In constrast, the housing constructed in Winchburgh by the Oakbank Oil Company were among the first in the shale districts to be fitted with indoor flushing toilets. The company's new mines in Duddingston, and their new Niddry Castle oil works in Winchburgh, introduced many innovations, and similar progressive thinking was applied to the housing of their workforce. In 1902 construction began on 200 new houses. While simple and lacking in decoration, these new homes built in Winchburgh provided two large

rooms plus a scullery and wc projecting from the rear of each row. The sanitary inspector was involved in the design of the housing and later reported “I am glad to see each house fitted with boiler and large sink, water closet, a galvanised dust-bin and coal-cellar. When completed, these houses will be the most modern miner's dwellings in the District. It is said …......that the moral and social conditions of men is governed principally be their environment. If this is so, we will naturally expect a high standard of morality amongst the miners in Winchburgh, for their dwellings leave little or nothing to be desired.” His expectations seem to have been well-founded as the Winchburgh rows continue to provide solid and desirable homes, and retain a great sense of community.

While the new oilworks and housing in Winchburgh were under construction, the struggling Linlithgow Oil Company was finally declared bankrupt. Many of the skilled oil workers previously employed at their Champfleurie oil works were able to find new jobs at Niddry Castle. Many were particularly pleased to move to Winchburgh from their old homes in Bridgend and Kingscavil as the liquidator of the collapsed company had failed to pay the wages of the scavenger. As a consequence it was reported that “the privies are full and overflowing, and complaints are many.”

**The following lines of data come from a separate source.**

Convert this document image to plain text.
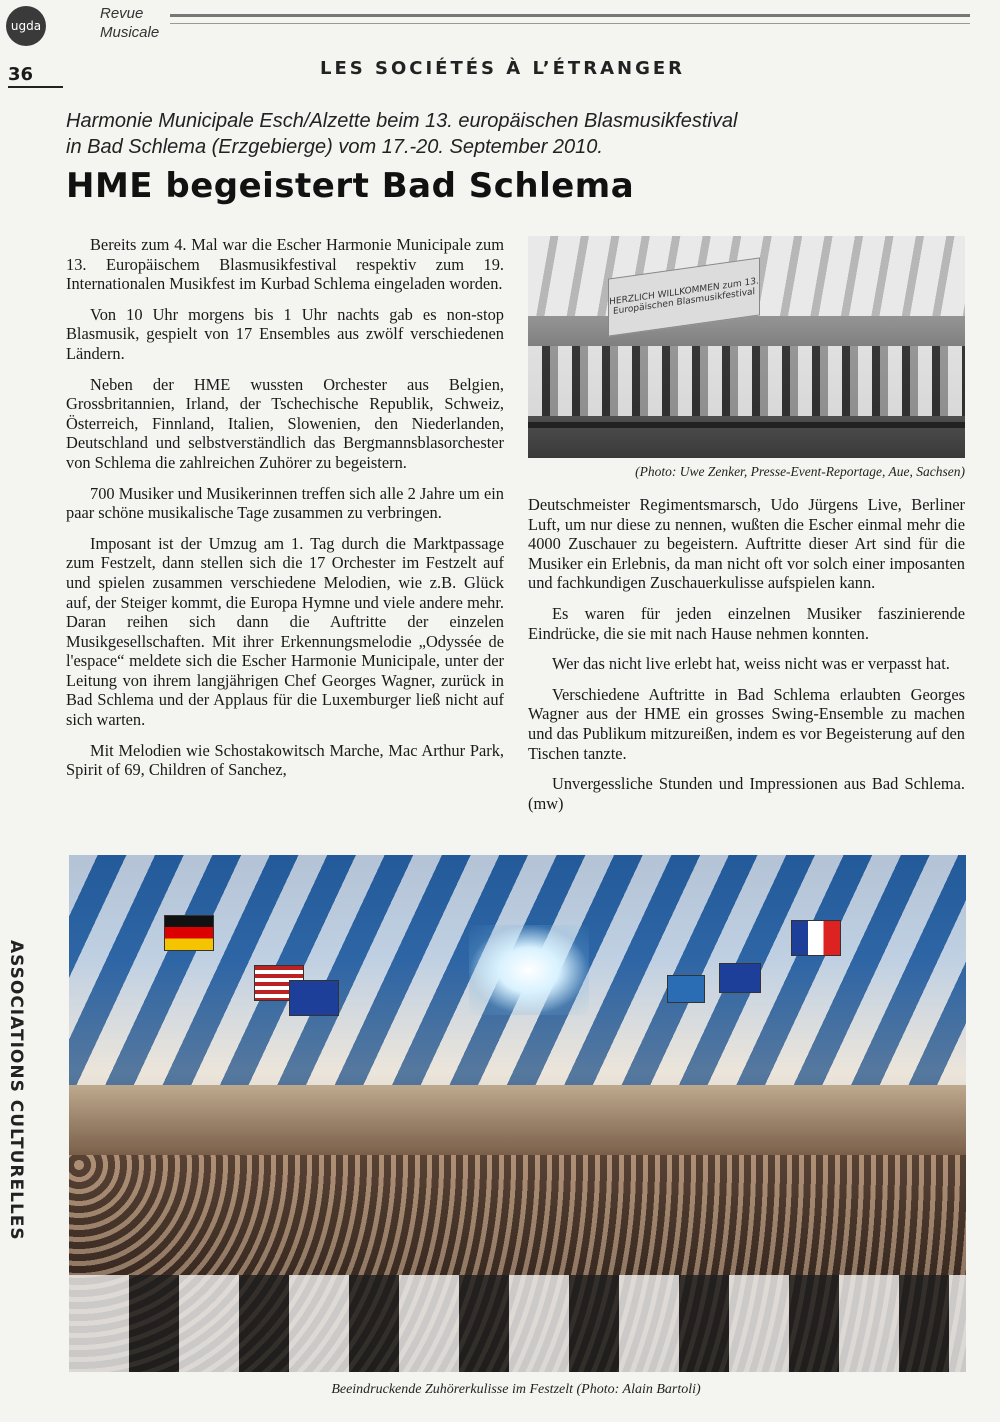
ugda
Revue
Musicale
36	LES SOCIÉTÉS À L’ÉTRANGER
ASSOCIATIONS CULTURELLES
Harmonie Municipale Esch/Alzette beim 13. europäischen Blasmusikfestival
in Bad Schlema (Erzgebierge) vom 17.-20. September 2010.
HME begeistert Bad Schlema

Bereits zum 4. Mal war die Escher Harmonie Municipale zum 13. Europäischem Blasmusikfestival respektiv zum 19. Internationalen Musikfest im Kurbad Schlema eingeladen worden.

Von 10 Uhr morgens bis 1 Uhr nachts gab es non-stop Blasmusik, gespielt von 17 Ensembles aus zwölf verschiedenen Ländern.

Neben der HME wussten Orchester aus Belgien, Grossbritannien, Irland, der Tschechische Republik, Schweiz, Österreich, Finnland, Italien, Slowenien, den Niederlanden, Deutschland und selbstverständlich das Bergmannsblasorchester von Schlema die zahlreichen Zuhörer zu begeistern.

700 Musiker und Musikerinnen treffen sich alle 2 Jahre um ein paar schöne musikalische Tage zusammen zu verbringen.

Imposant ist der Umzug am 1. Tag durch die Marktpassage zum Festzelt, dann stellen sich die 17 Orchester im Festzelt auf und spielen zusammen verschiedene Melodien, wie z.B. Glück auf, der Steiger kommt, die Europa Hymne und viele andere mehr. Daran reihen sich dann die Auftritte der einzelen Musikgesellschaften. Mit ihrer Erkennungsmelodie „Odyssée de l'espace“ meldete sich die Escher Harmonie Municipale, unter der Leitung von ihrem langjährigen Chef Georges Wagner, zurück in Bad Schlema und der Applaus für die Luxemburger ließ nicht auf sich warten.

Mit Melodien wie Schostakowitsch Marche, Mac Arthur Park, Spirit of 69, Children of Sanchez,

HERZLICH WILLKOMMEN zum 13. Europäischen Blasmusikfestival
(Photo: Uwe Zenker, Presse-Event-Reportage, Aue, Sachsen)

Deutschmeister Regimentsmarsch, Udo Jürgens Live, Berliner Luft, um nur diese zu nennen, wußten die Escher einmal mehr die 4000 Zuschauer zu begeistern. Auftritte dieser Art sind für die Musiker ein Erlebnis, da man nicht oft vor solch einer imposanten und fachkundigen Zuschauerkulisse aufspielen kann.

Es waren für jeden einzelnen Musiker faszinierende Eindrücke, die sie mit nach Hause nehmen konnten.

Wer das nicht live erlebt hat, weiss nicht was er verpasst hat.

Verschiedene Auftritte in Bad Schlema erlaubten Georges Wagner aus der HME ein grosses Swing-Ensemble zu machen und das Publikum mitzureißen, indem es vor Begeisterung auf den Tischen tanzte.

Unvergessliche Stunden und Impressionen aus Bad Schlema. (mw)

Beeindruckende Zuhörerkulisse im Festzelt (Photo: Alain Bartoli)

In 1907, further extension of the Duddingston mines required the construction of 50 more new houses in Winchburgh. The original building contractors, Topping & Co., and their army of itinerant workers, were brought back to carry out the work. The sanitary inspector has left an unusually detailed account of the primitive living conditions of these temporary workers, and their basic (and doubtless pungent), toilet arrangements:
“The hut is a wooden erection, covered with felt, and contains 25 double beds. It was in use for several weeks without any sanitary conveniences whatever having been provided for the use its occupants....... action was taken against the proprietor,.......... Water has been introduced, and attempt made to provide a closet. The closet consists of a trench about 6 feet deep and 2 feet wide dug in the ground and surrounded coarse boarding. When trench is full, it is covered over, and a new one provided a distance from it.”

Above top left: Re-construction work in progress at Hopetoun oil works in 1908. The Niddry Rows can be glimpsed on the skyline. Above left: Doos and rows, the projections from the rear of the Winchburgh rows, containing scullery and w.c., can be clearly seen. Above right: All the comforts of home. An early WC in oil company housing in Seafield.